LAS VEGAS – Control what is controllable.
It’s a motto Victor Sanders abides by and from which he never wavers.
For instance, when the NBA Summer League opened last Friday on the UNLV campus, he saw zero playing time with the Denver Nuggets, who told him and several others they’d be using a 10-man rotation during the tournament and they weren’t a part of it.
Even a 21-point lead over Minnesota heading into the fourth quarter didn’t get the former Idaho standout out of his warm-ups.
It was out of Sanders’ control, and he’s fine with that.
“I just control what I can do and how I put my effort into whatever I’m doing,” Sanders said. “I can’t control who likes me, I can’t control who thinks I’m good enough or not good enough. But what I can control is how hard I play and how much I work on my game.”
Which is exactly what he’s been doing, during the five-day minicamp before the league started, and during team practices with players who are in the regular rotation.
Rather than mope, Sanders knows he can be seen by any coach, at any time. So, he said, just making a summer roster is a big opportunity and a blessing.
“And a great experience,” the Portland native said. “Having these opportunities is a testament to my hard work and to everything that I’ve put into this game since I was young.”
Such as when he annually visited Las Vegas with AAU teams while his father spent time in prison after being convicted of assault and kidnapping. By the time LaWan Sanders was released, his son was a junior in high school.
Being fatherless for 10 years was simply another uncontrollable circumstance he overcame, and never used as an excuse. Instead, he honed in on his long-range game, as he graduated from Idaho as one of the school’s most prolific shooters. Sanders scored 1,804 points, drained 272 3-pointers and made 440 free throws – the most by a Vandal – during his four-year college career in Moscow, Idaho.

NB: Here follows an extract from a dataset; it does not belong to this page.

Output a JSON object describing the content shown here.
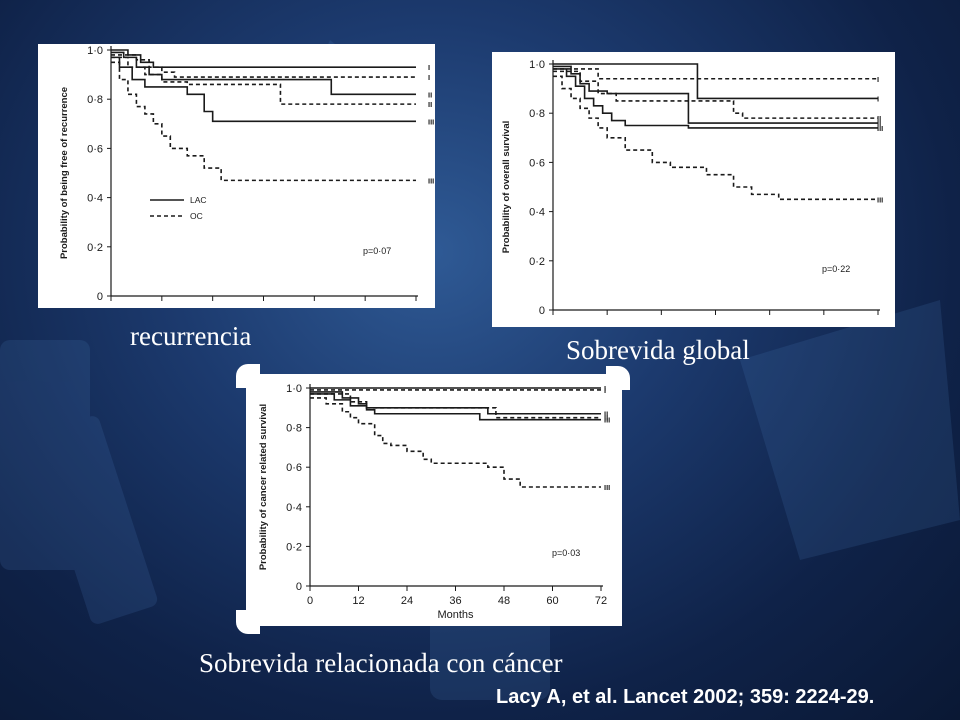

“I’m just really proud of Victor and the way he has came through so much,” LaWan Sanders said. “Throughout that whole situation, my son missing me for all those years, I was able to write letters (and) stay connected to him, keep that relationship tight-knit and that’s how we was able to build.
“It’s a learning process for him, he’s so much of a positive now. I’m totally opposite of him. I just try to show him, stuff that happened to me, it don’t have to happened to you. God has a better plan for you.”
A plan that after years of visiting Las Vegas with club teams or to watch the summer league as a fan, has him in a uniform and on an NBA roster.
“It’s just a great experience and a blessing overall,” Sanders said. “When you’re in an NBA environment for five days, you get a real taste of what the NBA life is like. It’s something that I want more of. It’s something that I’m willing to work very hard for, work on my game and just be the best player that I can be in any system that I go to and just have a great attitude all around.”
Put simply: controlling what is controllable.